Melkert zal niet geweten hebben dat hij onzincijfers noemde. Die waren
het product van verkrachting van de statistiek door een ministerie dat
nota bene ook over de wetenschap in Nederland gaat.
> Melkert ondervroeg Fortuyn in hun televisiedebat op 12 april over de
> gemiddelde grootte van schoolgebouwen. Hij verbeterde Fortuyn en
> noemde lagere getallen: 160 leerlingen voor basisscholen, en 320 voor
> middelbare scholen. Die getallen zijn gebaseerd op een notitie van het
> ministerie van Onderwijs en Wetenschappen die staatssecretaris
> Adelmund op 21 november 2001 naar de Tweede Kamer had gestuurd.
> http://www.minocw.nl/brief2k/2001/46135a.doc
><KNIP>
En de relatie met wetenschap (behalve dat de leerlingen van nu de
wetenschappers van de toekomst zijn) is....?
André
>Melkert zal niet geweten hebben dat hij onzincijfers noemde.
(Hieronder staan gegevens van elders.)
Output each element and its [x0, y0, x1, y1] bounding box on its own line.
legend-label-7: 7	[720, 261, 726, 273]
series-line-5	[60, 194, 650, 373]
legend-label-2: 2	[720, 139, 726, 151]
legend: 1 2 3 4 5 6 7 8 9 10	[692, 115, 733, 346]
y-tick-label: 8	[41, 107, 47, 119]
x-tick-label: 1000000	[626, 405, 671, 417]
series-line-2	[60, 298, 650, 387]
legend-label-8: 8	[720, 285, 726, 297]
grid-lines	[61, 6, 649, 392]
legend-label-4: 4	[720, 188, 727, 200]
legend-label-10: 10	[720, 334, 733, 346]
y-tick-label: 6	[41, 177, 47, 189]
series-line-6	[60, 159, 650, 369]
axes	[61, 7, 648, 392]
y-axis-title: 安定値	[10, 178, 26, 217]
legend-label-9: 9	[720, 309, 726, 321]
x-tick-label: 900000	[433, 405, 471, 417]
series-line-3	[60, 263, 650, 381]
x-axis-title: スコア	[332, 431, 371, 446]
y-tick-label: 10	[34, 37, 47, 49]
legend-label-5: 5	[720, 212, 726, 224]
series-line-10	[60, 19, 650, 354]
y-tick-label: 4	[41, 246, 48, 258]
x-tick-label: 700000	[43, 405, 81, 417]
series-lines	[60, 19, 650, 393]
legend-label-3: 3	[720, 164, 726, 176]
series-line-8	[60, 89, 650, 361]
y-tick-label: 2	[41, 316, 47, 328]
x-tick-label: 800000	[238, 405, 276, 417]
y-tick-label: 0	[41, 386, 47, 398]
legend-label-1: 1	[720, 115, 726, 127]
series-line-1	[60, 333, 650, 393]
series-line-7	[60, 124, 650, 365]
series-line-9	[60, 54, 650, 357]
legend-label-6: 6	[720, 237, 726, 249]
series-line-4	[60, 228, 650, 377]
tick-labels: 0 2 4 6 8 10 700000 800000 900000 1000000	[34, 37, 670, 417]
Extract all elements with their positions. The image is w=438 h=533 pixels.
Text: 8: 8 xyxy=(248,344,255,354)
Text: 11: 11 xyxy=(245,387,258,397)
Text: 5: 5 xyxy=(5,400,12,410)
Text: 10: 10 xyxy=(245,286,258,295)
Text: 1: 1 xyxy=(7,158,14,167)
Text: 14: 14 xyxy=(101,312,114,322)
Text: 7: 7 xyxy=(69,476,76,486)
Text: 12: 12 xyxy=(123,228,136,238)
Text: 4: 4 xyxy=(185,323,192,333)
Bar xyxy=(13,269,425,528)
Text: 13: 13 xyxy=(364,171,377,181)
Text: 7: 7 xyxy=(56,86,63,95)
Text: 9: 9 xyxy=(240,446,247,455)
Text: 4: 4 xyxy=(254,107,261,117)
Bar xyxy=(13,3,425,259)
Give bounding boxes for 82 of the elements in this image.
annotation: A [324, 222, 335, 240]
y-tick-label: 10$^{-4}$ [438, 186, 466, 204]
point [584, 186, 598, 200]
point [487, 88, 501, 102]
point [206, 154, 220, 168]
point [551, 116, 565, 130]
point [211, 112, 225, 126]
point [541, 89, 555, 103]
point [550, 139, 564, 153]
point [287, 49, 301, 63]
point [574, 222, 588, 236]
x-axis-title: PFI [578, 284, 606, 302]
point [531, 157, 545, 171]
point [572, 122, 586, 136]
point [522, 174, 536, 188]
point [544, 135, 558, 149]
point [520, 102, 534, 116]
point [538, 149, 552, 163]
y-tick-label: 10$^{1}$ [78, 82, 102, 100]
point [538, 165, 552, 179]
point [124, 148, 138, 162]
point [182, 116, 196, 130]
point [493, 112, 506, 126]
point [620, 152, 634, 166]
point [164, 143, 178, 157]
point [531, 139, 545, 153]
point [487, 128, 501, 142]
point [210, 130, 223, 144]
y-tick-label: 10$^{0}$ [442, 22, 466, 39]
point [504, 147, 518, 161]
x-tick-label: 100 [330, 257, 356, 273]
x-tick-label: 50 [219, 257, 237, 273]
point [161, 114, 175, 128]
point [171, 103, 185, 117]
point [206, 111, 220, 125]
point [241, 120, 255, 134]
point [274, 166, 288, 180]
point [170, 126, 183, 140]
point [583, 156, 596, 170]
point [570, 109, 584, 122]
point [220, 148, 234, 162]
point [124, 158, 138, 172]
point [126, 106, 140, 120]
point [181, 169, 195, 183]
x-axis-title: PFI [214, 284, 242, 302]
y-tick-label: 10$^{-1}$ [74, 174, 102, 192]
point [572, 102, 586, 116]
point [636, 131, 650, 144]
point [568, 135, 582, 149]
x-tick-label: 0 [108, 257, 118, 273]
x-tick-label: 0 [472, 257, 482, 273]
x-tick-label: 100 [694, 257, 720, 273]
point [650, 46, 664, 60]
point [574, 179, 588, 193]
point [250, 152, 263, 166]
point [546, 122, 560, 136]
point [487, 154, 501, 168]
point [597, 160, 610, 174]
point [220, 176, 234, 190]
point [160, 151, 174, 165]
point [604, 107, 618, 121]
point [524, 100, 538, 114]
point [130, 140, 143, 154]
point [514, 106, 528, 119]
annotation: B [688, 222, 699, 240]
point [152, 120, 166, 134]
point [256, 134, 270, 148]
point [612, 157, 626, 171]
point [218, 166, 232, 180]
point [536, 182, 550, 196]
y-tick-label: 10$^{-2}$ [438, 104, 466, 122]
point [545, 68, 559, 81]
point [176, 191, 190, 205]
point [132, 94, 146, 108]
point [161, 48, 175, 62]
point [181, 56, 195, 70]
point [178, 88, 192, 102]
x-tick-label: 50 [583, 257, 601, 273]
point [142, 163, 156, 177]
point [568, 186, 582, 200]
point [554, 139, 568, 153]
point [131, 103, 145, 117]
Die waren
>het product van verkrachting van de statistiek door een ministerie dat
>nota bene ook over de wetenschap in Nederland gaat.
Wat me een beetje ontgaat is wat je er hier in nl.wetenschap mee wil
doen...
Love,
Sabine®.
--
http://home.quicknet.nl/qn/prive/sm.vandulmen/index2.html
Some people say I'm crazy. But that has also been said about Galilei,
Copernicus, Pasteur, Marconi and Einstein. So I'm in good company!
vr.gr.
David
>En de relatie met wetenschap (behalve dat de leerlingen van nu de
>wetenschappers van de toekomst zijn) is....?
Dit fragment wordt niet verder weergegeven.